A master of interior portraiture—think of those Vermeer-like shots of the mother washing dishes in The Long Day Closes, her face half-lit by diffused late-afternoon sun from some off-screen window—Davies opens out here, capturing the vast Scottish exteriors, in times of both summer verdure and autumn harvest, with widescreen epic classicism. Aside from some memorable, painterly moments from The House of Mirth, landscape images are mostly new for Davies, who has long preferred more everyday urban portraiture, a natural result of his working-class, Liverpool childhood. The exteriors of Sunset Song were shot on 65mm film, the interiors were captured digitally, and they offer different kinds of rapture, the former taking in the vastness of the land with hushed, God-like awe, the latter almost unbearably human, hunkering down in the burnished shadows of rooms sometimes lit by a single candle. (Davies says the images were inspired by the work of Danish painter Vilhelm Hammershøi, a master of plain, softly illuminated interiors, with human figures often turned away, looking out a window or finishing household chores.)

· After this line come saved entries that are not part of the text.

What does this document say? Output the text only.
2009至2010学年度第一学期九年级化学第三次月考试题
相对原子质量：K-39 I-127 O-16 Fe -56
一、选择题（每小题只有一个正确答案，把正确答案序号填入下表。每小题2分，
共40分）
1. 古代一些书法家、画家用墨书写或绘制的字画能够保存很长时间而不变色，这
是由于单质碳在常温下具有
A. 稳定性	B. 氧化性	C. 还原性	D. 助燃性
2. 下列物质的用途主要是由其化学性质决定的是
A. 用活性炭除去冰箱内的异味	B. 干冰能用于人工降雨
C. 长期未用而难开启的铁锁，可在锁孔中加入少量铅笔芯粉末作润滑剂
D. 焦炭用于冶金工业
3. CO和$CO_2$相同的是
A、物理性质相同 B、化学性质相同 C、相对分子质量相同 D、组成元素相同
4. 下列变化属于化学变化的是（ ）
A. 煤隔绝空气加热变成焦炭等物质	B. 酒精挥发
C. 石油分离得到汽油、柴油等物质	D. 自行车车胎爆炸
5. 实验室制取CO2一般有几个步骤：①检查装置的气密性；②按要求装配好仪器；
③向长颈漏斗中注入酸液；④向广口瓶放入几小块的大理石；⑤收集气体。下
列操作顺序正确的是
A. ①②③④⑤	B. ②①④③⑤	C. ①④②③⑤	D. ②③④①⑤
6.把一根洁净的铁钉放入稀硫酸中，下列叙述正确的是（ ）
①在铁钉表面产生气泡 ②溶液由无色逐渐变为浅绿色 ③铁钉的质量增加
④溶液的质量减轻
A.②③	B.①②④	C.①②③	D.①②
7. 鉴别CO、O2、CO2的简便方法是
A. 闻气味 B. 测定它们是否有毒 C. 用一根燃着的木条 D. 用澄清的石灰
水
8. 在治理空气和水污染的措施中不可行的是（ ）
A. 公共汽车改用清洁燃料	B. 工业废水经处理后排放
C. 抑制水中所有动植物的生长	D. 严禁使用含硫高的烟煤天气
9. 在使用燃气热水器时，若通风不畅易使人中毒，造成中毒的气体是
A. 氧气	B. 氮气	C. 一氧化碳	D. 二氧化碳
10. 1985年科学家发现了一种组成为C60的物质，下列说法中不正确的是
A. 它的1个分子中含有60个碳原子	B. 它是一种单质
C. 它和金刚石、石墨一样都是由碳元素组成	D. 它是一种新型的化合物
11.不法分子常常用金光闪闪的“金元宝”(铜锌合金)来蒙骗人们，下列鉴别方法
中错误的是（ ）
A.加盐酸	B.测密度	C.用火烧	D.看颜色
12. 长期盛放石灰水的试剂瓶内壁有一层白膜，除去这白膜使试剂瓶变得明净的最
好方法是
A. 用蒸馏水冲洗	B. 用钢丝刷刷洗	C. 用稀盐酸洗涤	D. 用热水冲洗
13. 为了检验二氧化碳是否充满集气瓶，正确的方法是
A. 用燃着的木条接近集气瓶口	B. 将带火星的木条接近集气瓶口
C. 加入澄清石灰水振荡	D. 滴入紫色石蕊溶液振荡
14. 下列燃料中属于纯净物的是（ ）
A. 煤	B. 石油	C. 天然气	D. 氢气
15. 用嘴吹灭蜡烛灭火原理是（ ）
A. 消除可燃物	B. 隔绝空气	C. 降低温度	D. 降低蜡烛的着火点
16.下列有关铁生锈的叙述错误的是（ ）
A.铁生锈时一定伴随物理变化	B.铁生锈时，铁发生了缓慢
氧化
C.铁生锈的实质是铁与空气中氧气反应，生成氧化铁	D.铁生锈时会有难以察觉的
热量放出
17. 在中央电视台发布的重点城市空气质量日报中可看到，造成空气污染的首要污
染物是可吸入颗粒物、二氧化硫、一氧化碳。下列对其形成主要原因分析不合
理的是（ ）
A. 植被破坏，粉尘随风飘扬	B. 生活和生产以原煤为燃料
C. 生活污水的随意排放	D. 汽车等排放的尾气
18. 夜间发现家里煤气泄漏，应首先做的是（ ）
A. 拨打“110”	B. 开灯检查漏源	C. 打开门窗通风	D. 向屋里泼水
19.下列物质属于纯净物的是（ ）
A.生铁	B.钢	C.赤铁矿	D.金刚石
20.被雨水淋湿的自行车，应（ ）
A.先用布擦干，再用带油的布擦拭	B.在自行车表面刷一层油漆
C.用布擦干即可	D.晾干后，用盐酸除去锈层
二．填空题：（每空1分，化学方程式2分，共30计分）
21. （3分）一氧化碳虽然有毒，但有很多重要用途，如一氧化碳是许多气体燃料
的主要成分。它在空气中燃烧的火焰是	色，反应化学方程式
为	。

Davies signals a decisive break in his narrative with a centerpiece sequence of swelling beauty, following a group of Blawearie peasants as they walk across golden wheat fields and descend a hill to Sunday services at the local church. Davies allows the entirety of the sublime Scottish choral hymn “All in the April Evening” to play out, finishing with a forward tracking shot down the center aisle, ending on the pastor at his pulpit as a shaft of sunlight emanates from the windows, flooding the room. To Davies, the lapsed Catholic and ever the religious skeptic, this is hardly the light of truth, however. The parishioners are now subject to a sermon encouraging war, calling on all the townsmen to enlist in the country’s impending conflict with Germany, dubbing Kaiser Wilhelm II the “Antichrist,” and threatening to tag those who do not engage as cowards. From this point forward, Sunset Song is a war film, as brutal as any despite the fact that it mostly stays on the home front and from Chris’s ever patient, if increasingly mournful perspective.
Davies, who has often spoken of the frighteningly abusive home life of his childhood, has stated in interviews that he abhors sensationalized screen violence; nevertheless he has made a violent film here, even if the blood is kept largely off-screen. In the film’s final third, there is a scene of rape that is shot discreetly, and is all the more powerful for it; Davies’s unorthodox decision to feature the man nude and the brutalized woman clothed somehow makes the attack even more animal. The depiction of the evil that men do, however, is all the more powerful for the forgiveness that Davies’s protagonist shows in its wake. In the film’s daring final passage, the point of identification and chronology slightly alter, and Davies offers the kind of forthright emotional clarity that exists wholly outside the trends of contemporary cinema, and which is perhaps more passionately charged than the director’s previous films ever dared. Chris endures, and her sorrowful love and Christ-like forbearance grant the film a humane, earthbound spirituality that Davies’s atheism might otherwise not allow for.